Establishments in some county districts are currently allowed to have on- and off-premises sales and sell alcoholic beverages with meals between the hours of 1 and 10 p.m., and the officials want this privilege extended throughout the county,
Allegany County has allowed similar practices for many years, and there have been no problems.
Garrett liquor board Administrator Debbie Owston said there have been no complaints about Sunday sales with restaurant meals. She also said businesses that don’t have Sunday sales are at a disadvantage when competing with businesses in other districts where Sunday sales are legal.
This alone should be reason to allow county-wide Sunday sales, considering what we call “equal protection of the law.”One business in a county should not legally be given a competitive advantage over another business that otherwise is legally considered the same type of business.
Garrett County’s current district-by-district Sunday sales provisions are a remnant of the “Blue Laws” that once were common in America.
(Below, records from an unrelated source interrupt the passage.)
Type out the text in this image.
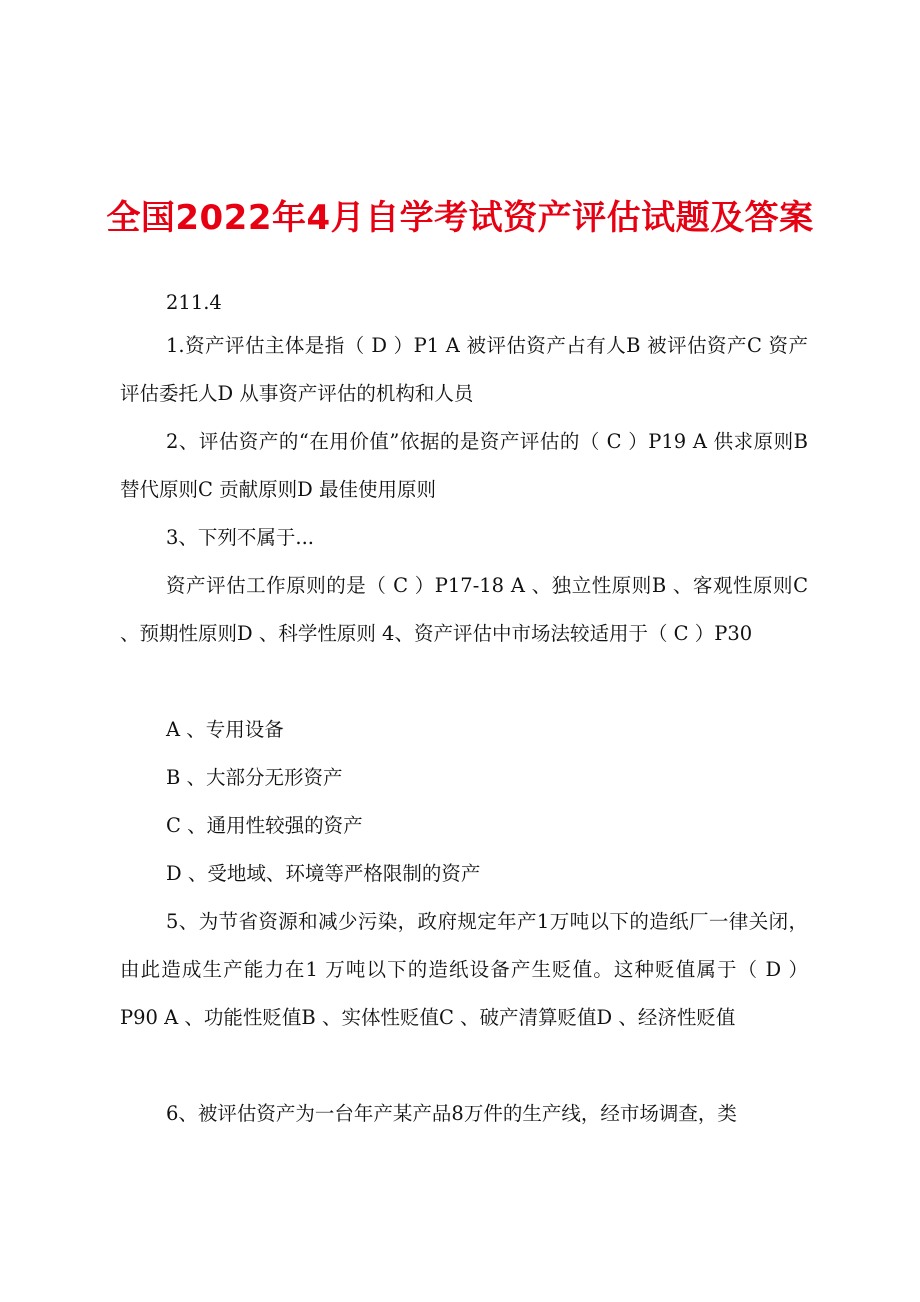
全国2022年4月自学考试资产评估试题及答案

211.4

1.资产评估主体是指（ D ）P1 A 被评估资产占有人B 被评估资产C 资产评估委托人D 从事资产评估的机构和人员

2、评估资产的“在用价值”依据的是资产评估的（ C ）P19 A 供求原则B 替代原则C 贡献原则D 最佳使用原则

3、下列不属于...

资产评估工作原则的是（ C ）P17-18 A 、独立性原则B 、客观性原则C 、预期性原则D 、科学性原则 4、资产评估中市场法较适用于（ C ）P30

A 、专用设备

B 、大部分无形资产

C 、通用性较强的资产

D 、受地域、环境等严格限制的资产

5、为节省资源和减少污染，政府规定年产1万吨以下的造纸厂一律关闭，由此造成生产能力在1 万吨以下的造纸设备产生贬值。这种贬值属于（ D ）P90 A 、功能性贬值B 、实体性贬值C 、破产清算贬值D 、经济性贬值

6、被评估资产为一台年产某产品8万件的生产线，经市场调查，类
They restricted certain activities — particularly sales of liquor, automobiles or anything else that wasn’t a necessity item — on Sundays, which were considered a day for rest or worship.
Blue laws still are enforced in some places and, of course, there are “dry” towns and counties where no alcohol can be sold on any day of the week. Kentucky is famous for its bourbon whiskey industry, but 55 of its 120 counties are dry. Next door in Tennessee, Jack Daniel can make its whiskey in Lynchburg, but people have to go somewhere else to buy it because Lynchburg is in Moore County — which is dry.
Maryland’s legislature should grant Garrett County a referndum to allow Sunday sales.